July 24, 2013 — With just months remaining before the January 1, 2014 rollout of changes to the Medicaid program that will expand health care coverage to as many as 10-20 million Americans, substantial implementation challenges remain — namely, uncertainty regarding costs and the number of states willing to accept the federal subsidy to expand Medicaid coverage to their citizens.
Benjamin Sommers, assistant professor of health policy and economics at Harvard School of Public Health (HSPH), provided an overview of the latest policy debates and research findings regarding the Medicaid expansion on July 16, part of HSPH’s summertime Hot Topics lecture series.
Implementing the Medicaid expansion “is not going to be smooth sailing,” Sommers said. But, he added, the expanded access for many low-income Americans is “a big step forward in a country that has a long history of health inequity.”
Sommers worked on the law as a senior advisor in the Office of the Assistant Secretary for Planning and Evaluation, in the U.S. Department of Health and Human Services, from 2011-2012.
Under current guidelines, only low-income people in certain categories including children, the elderly, and the disabled are eligible for Medicaid benefits.
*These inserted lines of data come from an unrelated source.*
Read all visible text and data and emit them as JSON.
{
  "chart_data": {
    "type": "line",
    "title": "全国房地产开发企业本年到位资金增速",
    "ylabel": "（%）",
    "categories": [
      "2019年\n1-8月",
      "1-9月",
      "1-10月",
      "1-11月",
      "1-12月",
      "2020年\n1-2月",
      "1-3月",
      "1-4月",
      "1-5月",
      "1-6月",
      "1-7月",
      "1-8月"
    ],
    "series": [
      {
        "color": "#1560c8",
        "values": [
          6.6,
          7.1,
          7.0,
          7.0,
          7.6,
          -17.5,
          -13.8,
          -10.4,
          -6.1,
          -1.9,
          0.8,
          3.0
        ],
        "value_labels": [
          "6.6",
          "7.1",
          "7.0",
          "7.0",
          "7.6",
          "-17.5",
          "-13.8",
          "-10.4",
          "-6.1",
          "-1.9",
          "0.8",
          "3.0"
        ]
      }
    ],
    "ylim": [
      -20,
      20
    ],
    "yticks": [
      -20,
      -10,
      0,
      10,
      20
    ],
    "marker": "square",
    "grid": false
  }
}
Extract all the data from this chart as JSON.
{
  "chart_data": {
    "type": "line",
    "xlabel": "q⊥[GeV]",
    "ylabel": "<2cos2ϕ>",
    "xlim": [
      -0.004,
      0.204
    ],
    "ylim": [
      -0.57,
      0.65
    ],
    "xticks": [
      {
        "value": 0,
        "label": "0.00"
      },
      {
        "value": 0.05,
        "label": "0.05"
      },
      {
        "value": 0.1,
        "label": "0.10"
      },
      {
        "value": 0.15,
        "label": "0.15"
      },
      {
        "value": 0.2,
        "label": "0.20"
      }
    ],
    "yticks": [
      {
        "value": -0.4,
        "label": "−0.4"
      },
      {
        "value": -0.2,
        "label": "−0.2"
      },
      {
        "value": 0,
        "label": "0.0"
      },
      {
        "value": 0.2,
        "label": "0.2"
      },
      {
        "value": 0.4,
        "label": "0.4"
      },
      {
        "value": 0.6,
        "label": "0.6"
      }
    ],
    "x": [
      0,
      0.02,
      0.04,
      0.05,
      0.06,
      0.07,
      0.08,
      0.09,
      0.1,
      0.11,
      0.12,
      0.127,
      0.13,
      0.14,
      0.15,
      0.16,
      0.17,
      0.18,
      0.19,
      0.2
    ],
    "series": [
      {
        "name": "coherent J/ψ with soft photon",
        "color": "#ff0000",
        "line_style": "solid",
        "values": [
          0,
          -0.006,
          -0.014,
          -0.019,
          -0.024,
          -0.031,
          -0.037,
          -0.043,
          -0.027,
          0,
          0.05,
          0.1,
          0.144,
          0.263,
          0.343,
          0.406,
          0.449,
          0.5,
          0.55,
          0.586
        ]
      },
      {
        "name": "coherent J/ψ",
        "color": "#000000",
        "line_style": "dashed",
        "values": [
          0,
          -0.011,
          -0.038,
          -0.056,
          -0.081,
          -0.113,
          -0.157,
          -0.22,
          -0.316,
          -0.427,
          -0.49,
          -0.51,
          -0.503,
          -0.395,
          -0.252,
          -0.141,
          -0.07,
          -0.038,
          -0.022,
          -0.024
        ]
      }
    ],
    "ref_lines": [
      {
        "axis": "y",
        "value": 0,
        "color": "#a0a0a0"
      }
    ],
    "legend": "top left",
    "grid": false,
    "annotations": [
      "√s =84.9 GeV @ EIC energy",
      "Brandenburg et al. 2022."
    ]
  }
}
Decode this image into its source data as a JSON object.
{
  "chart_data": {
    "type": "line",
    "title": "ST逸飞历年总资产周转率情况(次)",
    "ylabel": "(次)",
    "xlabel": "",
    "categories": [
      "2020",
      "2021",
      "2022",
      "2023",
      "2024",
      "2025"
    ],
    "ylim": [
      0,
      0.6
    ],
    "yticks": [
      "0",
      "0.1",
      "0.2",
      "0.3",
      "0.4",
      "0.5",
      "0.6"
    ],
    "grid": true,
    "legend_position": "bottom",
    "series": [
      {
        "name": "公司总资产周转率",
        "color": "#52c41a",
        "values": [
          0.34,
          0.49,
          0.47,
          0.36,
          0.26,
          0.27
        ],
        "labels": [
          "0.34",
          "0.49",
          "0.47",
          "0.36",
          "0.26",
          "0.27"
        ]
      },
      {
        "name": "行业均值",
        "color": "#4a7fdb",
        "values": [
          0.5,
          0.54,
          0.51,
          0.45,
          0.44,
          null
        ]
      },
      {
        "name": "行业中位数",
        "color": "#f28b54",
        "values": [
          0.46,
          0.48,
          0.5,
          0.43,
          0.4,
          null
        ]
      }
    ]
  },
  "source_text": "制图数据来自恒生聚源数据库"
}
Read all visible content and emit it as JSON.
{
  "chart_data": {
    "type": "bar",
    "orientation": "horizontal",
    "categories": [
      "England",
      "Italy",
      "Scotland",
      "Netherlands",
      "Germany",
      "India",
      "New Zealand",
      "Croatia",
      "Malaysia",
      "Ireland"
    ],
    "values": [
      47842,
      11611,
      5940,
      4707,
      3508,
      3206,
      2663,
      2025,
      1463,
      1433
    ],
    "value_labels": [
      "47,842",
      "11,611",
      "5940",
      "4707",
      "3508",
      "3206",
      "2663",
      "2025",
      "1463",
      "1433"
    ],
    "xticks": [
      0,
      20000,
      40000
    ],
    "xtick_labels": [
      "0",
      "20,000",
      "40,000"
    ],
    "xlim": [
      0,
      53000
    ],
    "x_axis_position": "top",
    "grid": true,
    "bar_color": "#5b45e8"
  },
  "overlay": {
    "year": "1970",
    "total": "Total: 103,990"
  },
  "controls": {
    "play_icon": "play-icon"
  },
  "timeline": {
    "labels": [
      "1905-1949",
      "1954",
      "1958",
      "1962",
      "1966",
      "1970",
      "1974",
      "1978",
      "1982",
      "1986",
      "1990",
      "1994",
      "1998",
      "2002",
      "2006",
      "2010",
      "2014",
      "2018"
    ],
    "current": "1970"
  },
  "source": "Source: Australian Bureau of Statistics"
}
But the expansion passed as part of the Affordable Care Act (ACA) in 2010 extends eligibility to everyone with family incomes below 133% of the poverty line (approximately $15,000 for a single adult and $30,000 for a family of four). The federal government will pay states 100 percent of new Medicaid recipients’ tabs during the first three years of the Medicaid expansion and 90 percent of those costs in the long run.
Although the expansion was intended to be mandatory nationwide, the Supreme Court ruled last year as part of its decision on the ACA that the federal government could not penalize states for opting not to participate. Sommers expects that roughly half of the states will join the initial rollout, with more eventually opting in.
He believes that the influx of new Medicaid enrollees will not overwhelm the health care system; however, the increased demand will not be distributed equally, he said. The health care workforce will need to be increased in certain geographic areas and in medical specialties such as primary care and general surgery. Hiring more nurse practitioners could help fill the gap in primary care providers, Sommers said. To keep costs down, health systems should make better coordinated care for the elderly, disabled, and others with more complicated health a priority, he said.
Some have pointed to the poor health outcomes of many in the current Medicaid population as proof that the system doesn’t work; however, that may be because people with greater health needs—or potentially more serious health conditions—have been more likely to be eligible and sign up for Medicaid, Sommers said. In addition, work by Sommers and other HSPH researchers has shown that in states that previously expanded Medicaid access on their own, low-income adults used more preventative services, reported improved physical health, and exhibited improved mental health. The researchers also found a small but statistically significant (6%) decline in mortality among this population.
“Overall, the body of work is pretty clear that having insurance matters,” Sommers said.